While employers cannot require employees to share their tips with managers and supervisors, the new law eliminates the regulation restricting employers who do not use the tip credit from require tip pooling with employees who are not “customarily and regularly tipped,” until “any future action” by the Administrator of the DOL’s Wage and Hour Division. This means that, for now, employees who are paid at least the minimum wage in cash can be required to share tips with cooks, dishwashers, and other non-management, non-supervisory “back of the house” employees, absent a state or local law to the contrary.

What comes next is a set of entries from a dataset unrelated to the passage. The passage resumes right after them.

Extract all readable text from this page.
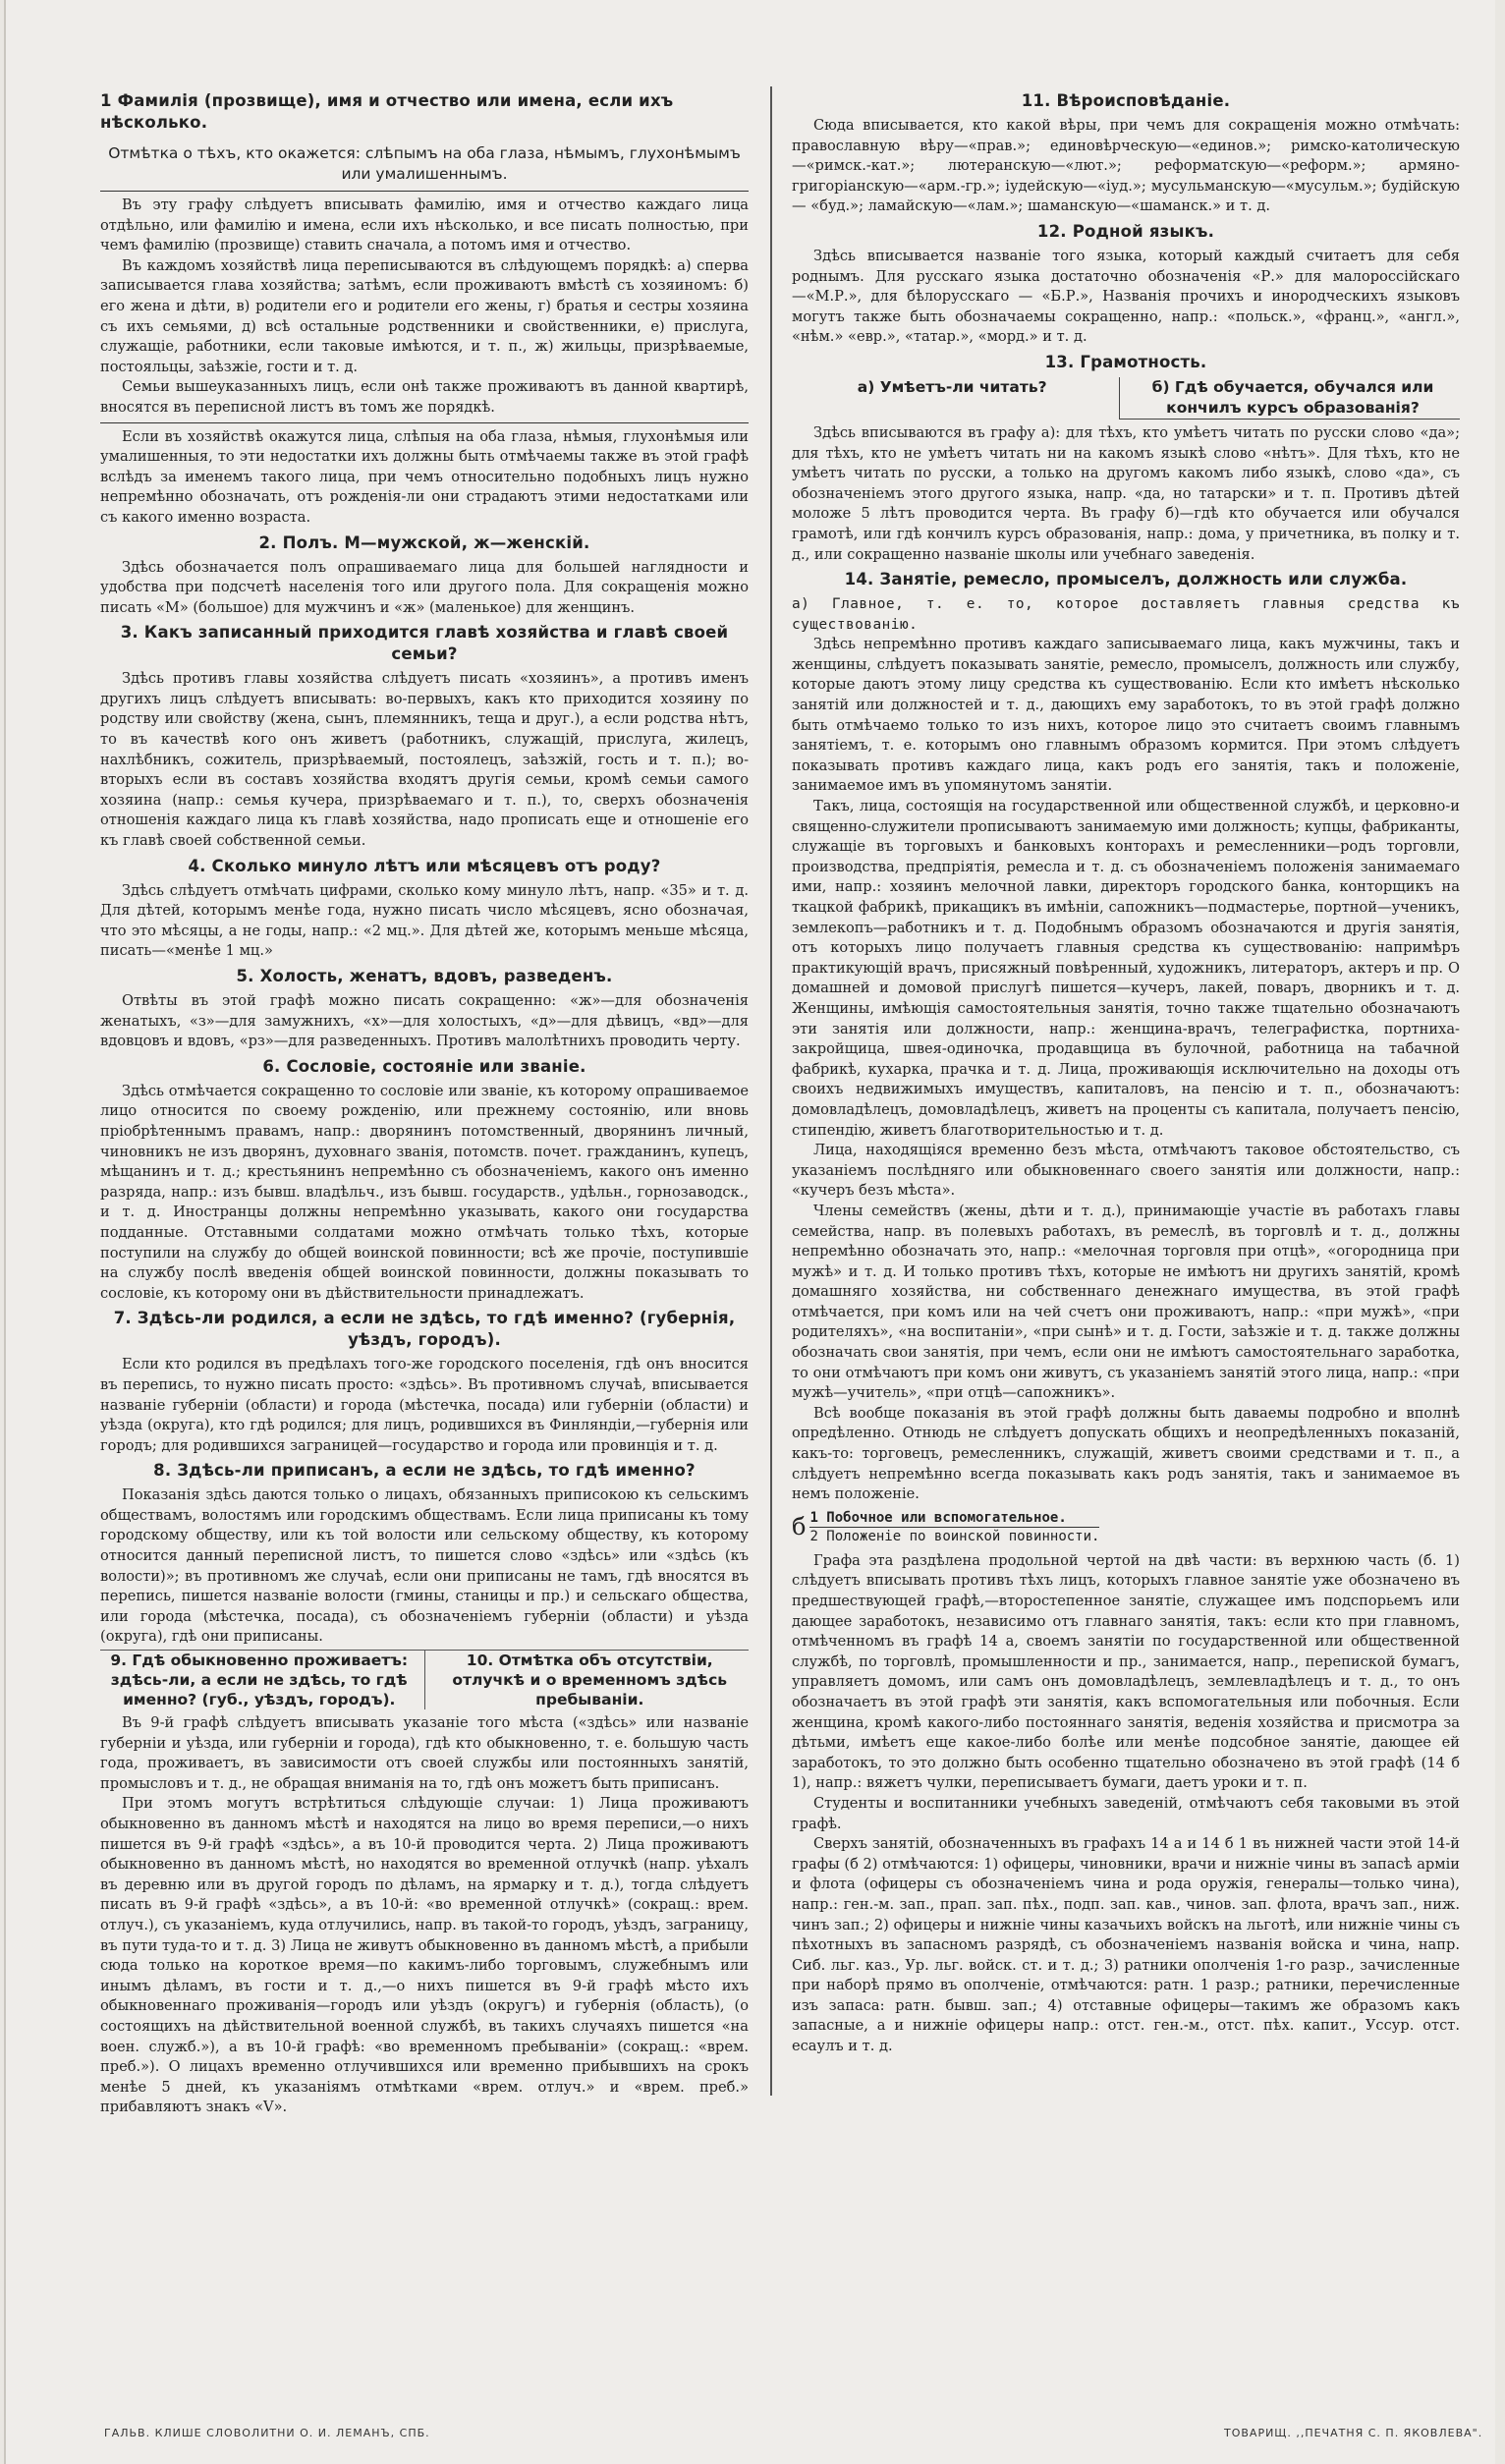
1 Фамилія (прозвище), имя и отчество или имена, если ихъ нѣсколько.
Отмѣтка о тѣхъ, кто окажется: слѣпымъ на оба глаза, нѣмымъ, глухонѣмымъ или умалишеннымъ.

Въ эту графу слѣдуетъ вписывать фамилію, имя и отчество каждаго лица отдѣльно, или фамилію и имена, если ихъ нѣсколько, и все писать полностью, при чемъ фамилію (прозвище) ставить сначала, а потомъ имя и отчество.

Въ каждомъ хозяйствѣ лица переписываются въ слѣдующемъ порядкѣ: а) сперва записывается глава хозяйства; затѣмъ, если проживаютъ вмѣстѣ съ хозяиномъ: б) его жена и дѣти, в) родители его и родители его жены, г) братья и сестры хозяина съ ихъ семьями, д) всѣ остальные родственники и свойственники, е) прислуга, служащіе, работники, если таковые имѣются, и т. п., ж) жильцы, призрѣваемые, постояльцы, заѣзжіе, гости и т. д.

Семьи вышеуказанныхъ лицъ, если онѣ также проживаютъ въ данной квартирѣ, вносятся въ переписной листъ въ томъ же порядкѣ.

Если въ хозяйствѣ окажутся лица, слѣпыя на оба глаза, нѣмыя, глухонѣмыя или умалишенныя, то эти недостатки ихъ должны быть отмѣчаемы также въ этой графѣ вслѣдъ за именемъ такого лица, при чемъ относительно подобныхъ лицъ нужно непремѣнно обозначать, отъ рожденія-ли они страдаютъ этими недостатками или съ какого именно возраста.

2. Полъ. М—мужской, ж—женскій.

Здѣсь обозначается полъ опрашиваемаго лица для большей наглядности и удобства при подсчетѣ населенія того или другого пола. Для сокращенія можно писать «М» (большое) для мужчинъ и «ж» (маленькое) для женщинъ.

3. Какъ записанный приходится главѣ хозяйства и главѣ своей семьи?

Здѣсь противъ главы хозяйства слѣдуетъ писать «хозяинъ», а противъ именъ другихъ лицъ слѣдуетъ вписывать: во-первыхъ, какъ кто приходится хозяину по родству или свойству (жена, сынъ, племянникъ, теща и друг.), а если родства нѣтъ, то въ качествѣ кого онъ живетъ (работникъ, служащій, прислуга, жилецъ, нахлѣбникъ, сожитель, призрѣваемый, постоялецъ, заѣзжій, гость и т. п.); во-вторыхъ если въ составъ хозяйства входятъ другія семьи, кромѣ семьи самого хозяина (напр.: семья кучера, призрѣваемаго и т. п.), то, сверхъ обозначенія отношенія каждаго лица къ главѣ хозяйства, надо прописать еще и отношеніе его къ главѣ своей собственной семьи.

4. Сколько минуло лѣтъ или мѣсяцевъ отъ роду?

Здѣсь слѣдуетъ отмѣчать цифрами, сколько кому минуло лѣтъ, напр. «35» и т. д. Для дѣтей, которымъ менѣе года, нужно писать число мѣсяцевъ, ясно обозначая, что это мѣсяцы, а не годы, напр.: «2 мц.». Для дѣтей же, которымъ меньше мѣсяца, писать—«менѣе 1 мц.»

5. Холость, женатъ, вдовъ, разведенъ.

Отвѣты въ этой графѣ можно писать сокращенно: «ж»—для обозначенія женатыхъ, «з»—для замужнихъ, «х»—для холостыхъ, «д»—для дѣвицъ, «вд»—для вдовцовъ и вдовъ, «рз»—для разведенныхъ. Противъ малолѣтнихъ проводить черту.

6. Сословіе, состояніе или званіе.

Здѣсь отмѣчается сокращенно то сословіе или званіе, къ которому опрашиваемое лицо относится по своему рожденію, или прежнему состоянію, или вновь пріобрѣтеннымъ правамъ, напр.: дворянинъ потомственный, дворянинъ личный, чиновникъ не изъ дворянъ, духовнаго званія, потомств. почет. гражданинъ, купецъ, мѣщанинъ и т. д.; крестьянинъ непремѣнно съ обозначеніемъ, какого онъ именно разряда, напр.: изъ бывш. владѣльч., изъ бывш. государств., удѣльн., горнозаводск., и т. д. Иностранцы должны непремѣнно указывать, какого они государства подданные. Отставными солдатами можно отмѣчать только тѣхъ, которые поступили на службу до общей воинской повинности; всѣ же прочіе, поступившіе на службу послѣ введенія общей воинской повинности, должны показывать то сословіе, къ которому они въ дѣйствительности принадлежатъ.

7. Здѣсь-ли родился, а если не здѣсь, то гдѣ именно? (губернія, уѣздъ, городъ).

Если кто родился въ предѣлахъ того-же городского поселенія, гдѣ онъ вносится въ перепись, то нужно писать просто: «здѣсь». Въ противномъ случаѣ, вписывается названіе губерніи (области) и города (мѣстечка, посада) или губерніи (области) и уѣзда (округа), кто гдѣ родился; для лицъ, родившихся въ Финляндіи,—губернія или городъ; для родившихся заграницей—государство и города или провинція и т. д.

8. Здѣсь-ли приписанъ, а если не здѣсь, то гдѣ именно?

Показанія здѣсь даются только о лицахъ, обязанныхъ приписокою къ сельскимъ обществамъ, волостямъ или городскимъ обществамъ. Если лица приписаны къ тому городскому обществу, или къ той волости или сельскому обществу, къ которому относится данный переписной листъ, то пишется слово «здѣсь» или «здѣсь (къ волости)»; въ противномъ же случаѣ, если они приписаны не тамъ, гдѣ вносятся въ перепись, пишется названіе волости (гмины, станицы и пр.) и сельскаго общества, или города (мѣстечка, посада), съ обозначеніемъ губерніи (области) и уѣзда (округа), гдѣ они приписаны.

9. Гдѣ обыкновенно проживаетъ: здѣсь-ли, а если не здѣсь, то гдѣ именно? (губ., уѣздъ, городъ).
10. Отмѣтка объ отсутствіи, отлучкѣ и о временномъ здѣсь пребываніи.

Въ 9-й графѣ слѣдуетъ вписывать указаніе того мѣста («здѣсь» или названіе губерніи и уѣзда, или губерніи и города), гдѣ кто обыкновенно, т. е. большую часть года, проживаетъ, въ зависимости отъ своей службы или постоянныхъ занятій, промысловъ и т. д., не обращая вниманія на то, гдѣ онъ можетъ быть приписанъ.

При этомъ могутъ встрѣтиться слѣдующіе случаи: 1) Лица проживаютъ обыкновенно въ данномъ мѣстѣ и находятся на лицо во время переписи,—о нихъ пишется въ 9-й графѣ «здѣсь», а въ 10-й проводится черта. 2) Лица проживаютъ обыкновенно въ данномъ мѣстѣ, но находятся во временной отлучкѣ (напр. уѣхалъ въ деревню или въ другой городъ по дѣламъ, на ярмарку и т. д.), тогда слѣдуетъ писать въ 9-й графѣ «здѣсь», а въ 10-й: «во временной отлучкѣ» (сокращ.: врем. отлуч.), съ указаніемъ, куда отлучились, напр. въ такой-то городъ, уѣздъ, заграницу, въ пути туда-то и т. д. 3) Лица не живутъ обыкновенно въ данномъ мѣстѣ, а прибыли сюда только на короткое время—по какимъ-либо торговымъ, служебнымъ или инымъ дѣламъ, въ гости и т. д.,—о нихъ пишется въ 9-й графѣ мѣсто ихъ обыкновеннаго проживанія—городъ или уѣздъ (округъ) и губернія (область), (о состоящихъ на дѣйствительной военной службѣ, въ такихъ случаяхъ пишется «на воен. служб.»), а въ 10-й графѣ: «во временномъ пребываніи» (сокращ.: «врем. преб.»). О лицахъ временно отлучившихся или временно прибывшихъ на срокъ менѣе 5 дней, къ указаніямъ отмѣтками «врем. отлуч.» и «врем. преб.» прибавляютъ знакъ «V».

11. Вѣроисповѣданіе.

Сюда вписывается, кто какой вѣры, при чемъ для сокращенія можно отмѣчать: православную вѣру—«прав.»; единовѣрческую—«единов.»; римско-католическую—«римск.-кат.»; лютеранскую—«лют.»; реформатскую—«реформ.»; армяно-григоріанскую—«арм.-гр.»; іудейскую—«іуд.»; мусульманскую—«мусульм.»; будійскую — «буд.»; ламайскую—«лам.»; шаманскую—«шаманск.» и т. д.

12. Родной языкъ.

Здѣсь вписывается названіе того языка, который каждый считаетъ для себя роднымъ. Для русскаго языка достаточно обозначенія «Р.» для малороссійскаго—«М.Р.», для бѣлорусскаго — «Б.Р.», Названія прочихъ и инородческихъ языковъ могутъ также быть обозначаемы сокращенно, напр.: «польск.», «франц.», «англ.», «нѣм.» «евр.», «татар.», «морд.» и т. д.

13. Грамотность.
а) Умѣетъ-ли читать?	б) Гдѣ обучается, обучался или кончилъ курсъ образованія?

Здѣсь вписываются въ графу а): для тѣхъ, кто умѣетъ читать по русски слово «да»; для тѣхъ, кто не умѣетъ читать ни на какомъ языкѣ слово «нѣтъ». Для тѣхъ, кто не умѣетъ читать по русски, а только на другомъ какомъ либо языкѣ, слово «да», съ обозначеніемъ этого другого языка, напр. «да, но татарски» и т. п. Противъ дѣтей моложе 5 лѣтъ проводится черта. Въ графу б)—гдѣ кто обучается или обучался грамотѣ, или гдѣ кончилъ курсъ образованія, напр.: дома, у причетника, въ полку и т. д., или сокращенно названіе школы или учебнаго заведенія.

14. Занятіе, ремесло, промыселъ, должность или служба.

а) Главное, т. е. то, которое доставляетъ главныя средства къ существованію.

Здѣсь непремѣнно противъ каждаго записываемаго лица, какъ мужчины, такъ и женщины, слѣдуетъ показывать занятіе, ремесло, промыселъ, должность или службу, которые даютъ этому лицу средства къ существованію. Если кто имѣетъ нѣсколько занятій или должностей и т. д., дающихъ ему заработокъ, то въ этой графѣ должно быть отмѣчаемо только то изъ нихъ, которое лицо это считаетъ своимъ главнымъ занятіемъ, т. е. которымъ оно главнымъ образомъ кормится. При этомъ слѣдуетъ показывать противъ каждаго лица, какъ родъ его занятія, такъ и положеніе, занимаемое имъ въ упомянутомъ занятіи.

Такъ, лица, состоящія на государственной или общественной службѣ, и церковно-и священно-служители прописываютъ занимаемую ими должность; купцы, фабриканты, служащіе въ торговыхъ и банковыхъ конторахъ и ремесленники—родъ торговли, производства, предпріятія, ремесла и т. д. съ обозначеніемъ положенія занимаемаго ими, напр.: хозяинъ мелочной лавки, директоръ городского банка, конторщикъ на ткацкой фабрикѣ, прикащикъ въ имѣніи, сапожникъ—подмастерье, портной—ученикъ, землекопъ—работникъ и т. д. Подобнымъ образомъ обозначаются и другія занятія, отъ которыхъ лицо получаетъ главныя средства къ существованію: напримѣръ практикующій врачъ, присяжный повѣренный, художникъ, литераторъ, актеръ и пр. О домашней и домовой прислугѣ пишется—кучеръ, лакей, поваръ, дворникъ и т. д. Женщины, имѣющія самостоятельныя занятія, точно также тщательно обозначаютъ эти занятія или должности, напр.: женщина-врачъ, телеграфистка, портниха-закройщица, швея-одиночка, продавщица въ булочной, работница на табачной фабрикѣ, кухарка, прачка и т. д. Лица, проживающія исключительно на доходы отъ своихъ недвижимыхъ имуществъ, капиталовъ, на пенсію и т. п., обозначаютъ: домовладѣлецъ, домовладѣлецъ, живетъ на проценты съ капитала, получаетъ пенсію, стипендію, живетъ благотворительностью и т. д.

Лица, находящіяся временно безъ мѣста, отмѣчаютъ таковое обстоятельство, съ указаніемъ послѣдняго или обыкновеннаго своего занятія или должности, напр.: «кучеръ безъ мѣста».

Члены семействъ (жены, дѣти и т. д.), принимающіе участіе въ работахъ главы семейства, напр. въ полевыхъ работахъ, въ ремеслѣ, въ торговлѣ и т. д., должны непремѣнно обозначать это, напр.: «мелочная торговля при отцѣ», «огородница при мужѣ» и т. д. И только противъ тѣхъ, которые не имѣютъ ни другихъ занятій, кромѣ домашняго хозяйства, ни собственнаго денежнаго имущества, въ этой графѣ отмѣчается, при комъ или на чей счетъ они проживаютъ, напр.: «при мужѣ», «при родителяхъ», «на воспитаніи», «при сынѣ» и т. д. Гости, заѣзжіе и т. д. также должны обозначать свои занятія, при чемъ, если они не имѣютъ самостоятельнаго заработка, то они отмѣчаютъ при комъ они живутъ, съ указаніемъ занятій этого лица, напр.: «при мужѣ—учитель», «при отцѣ—сапожникъ».

Всѣ вообще показанія въ этой графѣ должны быть даваемы подробно и вполнѣ опредѣленно. Отнюдь не слѣдуетъ допускать общихъ и неопредѣленныхъ показаній, какъ-то: торговецъ, ремесленникъ, служащій, живетъ своими средствами и т. п., а слѣдуетъ непремѣнно всегда показывать какъ родъ занятія, такъ и занимаемое въ немъ положеніе.

б 1 Побочное или вспомогательное.
2 Положеніе по воинской повинности.

Графа эта раздѣлена продольной чертой на двѣ части: въ верхнюю часть (б. 1) слѣдуетъ вписывать противъ тѣхъ лицъ, которыхъ главное занятіе уже обозначено въ предшествующей графѣ,—второстепенное занятіе, служащее имъ подспорьемъ или дающее заработокъ, независимо отъ главнаго занятія, такъ: если кто при главномъ, отмѣченномъ въ графѣ 14 а, своемъ занятіи по государственной или общественной службѣ, по торговлѣ, промышленности и пр., занимается, напр., перепиской бумагъ, управляетъ домомъ, или самъ онъ домовладѣлецъ, землевладѣлецъ и т. д., то онъ обозначаетъ въ этой графѣ эти занятія, какъ вспомогательныя или побочныя. Если женщина, кромѣ какого-либо постояннаго занятія, веденія хозяйства и присмотра за дѣтьми, имѣетъ еще какое-либо болѣе или менѣе подсобное занятіе, дающее ей заработокъ, то это должно быть особенно тщательно обозначено въ этой графѣ (14 б 1), напр.: вяжетъ чулки, переписываетъ бумаги, даетъ уроки и т. п.

Студенты и воспитанники учебныхъ заведеній, отмѣчаютъ себя таковыми въ этой графѣ.

Сверхъ занятій, обозначенныхъ въ графахъ 14 а и 14 б 1 въ нижней части этой 14-й графы (б 2) отмѣчаются: 1) офицеры, чиновники, врачи и нижніе чины въ запасѣ арміи и флота (офицеры съ обозначеніемъ чина и рода оружія, генералы—только чина), напр.: ген.-м. зап., прап. зап. пѣх., подп. зап. кав., чинов. зап. флота, врачъ зап., ниж. чинъ зап.; 2) офицеры и нижніе чины казачьихъ войскъ на льготѣ, или нижніе чины съ пѣхотныхъ въ запасномъ разрядѣ, съ обозначеніемъ названія войска и чина, напр. Сиб. льг. каз., Ур. льг. войск. ст. и т. д.; 3) ратники ополченія 1-го разр., зачисленные при наборѣ прямо въ ополченіе, отмѣчаются: ратн. 1 разр.; ратники, перечисленные изъ запаса: ратн. бывш. зап.; 4) отставные офицеры—такимъ же образомъ какъ запасные, а и нижніе офицеры напр.: отст. ген.-м., отст. пѣх. капит., Уссур. отст. есаулъ и т. д.

ГАЛЬВ. КЛИШЕ СЛОВОЛИТНИ О. И. ЛЕМАНЪ, СПБ.	ТОВАРИЩ. ,,ПЕЧАТНЯ С. П. ЯКОВЛЕВА".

Uncertainty About Tipped Managers

The new law does not address the question of what do with FLSA-exempt employees who customarily and regularly receive tips as part of their work. Exempt employees are not covered by the minimum wage and overtime provisions of the FLSA, so one might think that those employees should not be affected by this amendment. However, the amendment does not distinguish between exempt and non-exempt employees, so the conservative reading would be that it the new rules do apply. Additionally, since the amendment expressly says that employees cannot be required to pool tips with managers or supervisors, this might imply that managers and supervisors cannot be required to pool tips with one another. In other words, it is possible that the new law would restrict even a management-only tip pool. Employers will have to await further guidance from the courts and the DOL to see exactly how the new amendment may apply to exempt managers and supervisors who receive tips.

Penalties for Violations

The new amendment specifies that employers who withhold tips from employees in violation of the law will be liable to employees for the sum of the amount of any tip credit taken and the amount of all tips withheld, plus an equal amount of liquidated damages. Additionally, the law gives the DOL authority to impose civil monetary penalties of up to $1,100 per violation. The DOL’s Field Assistance Bulletin states that the DOL will apply its existing practices with respect to civil monetary penalties, “including by determining whether the violation is repeated or willful.”

Tips For Employers

Here are the major take-aways from the new law and DOL guidance:

  • Employers that maintain tip pooling arrangements should carefully examine their tip pooling practices in light of the new law.
  • For employers who take a tip credit, not much has changed – the same restrictions on tip pooling continue to apply. Employers cannot retain any tips paid to employees, except as part of a valid tip pooling arrangement. Tip pools may not include management or supervisory employees, or other employees who do not customarily and regularly receive tips.
  • Employers who don’t take a tip credit must ensure that managers and supervisory employees are excluded from any tip pooling arrangement as of March 23, 2018.
  • Employers must also ensure that they are not taking any other improper deductions from employee tips, such as charges for credit card processing fees that exceed the employer’s actual cost for such fees. (See this earlier post for a discussion of such charges.)
  • In most jurisdictions, employers that do not use the tip credit are now free to adopt tip pooling arrangements that include “back of the house” employees. However, employers should be sure to check state and local law.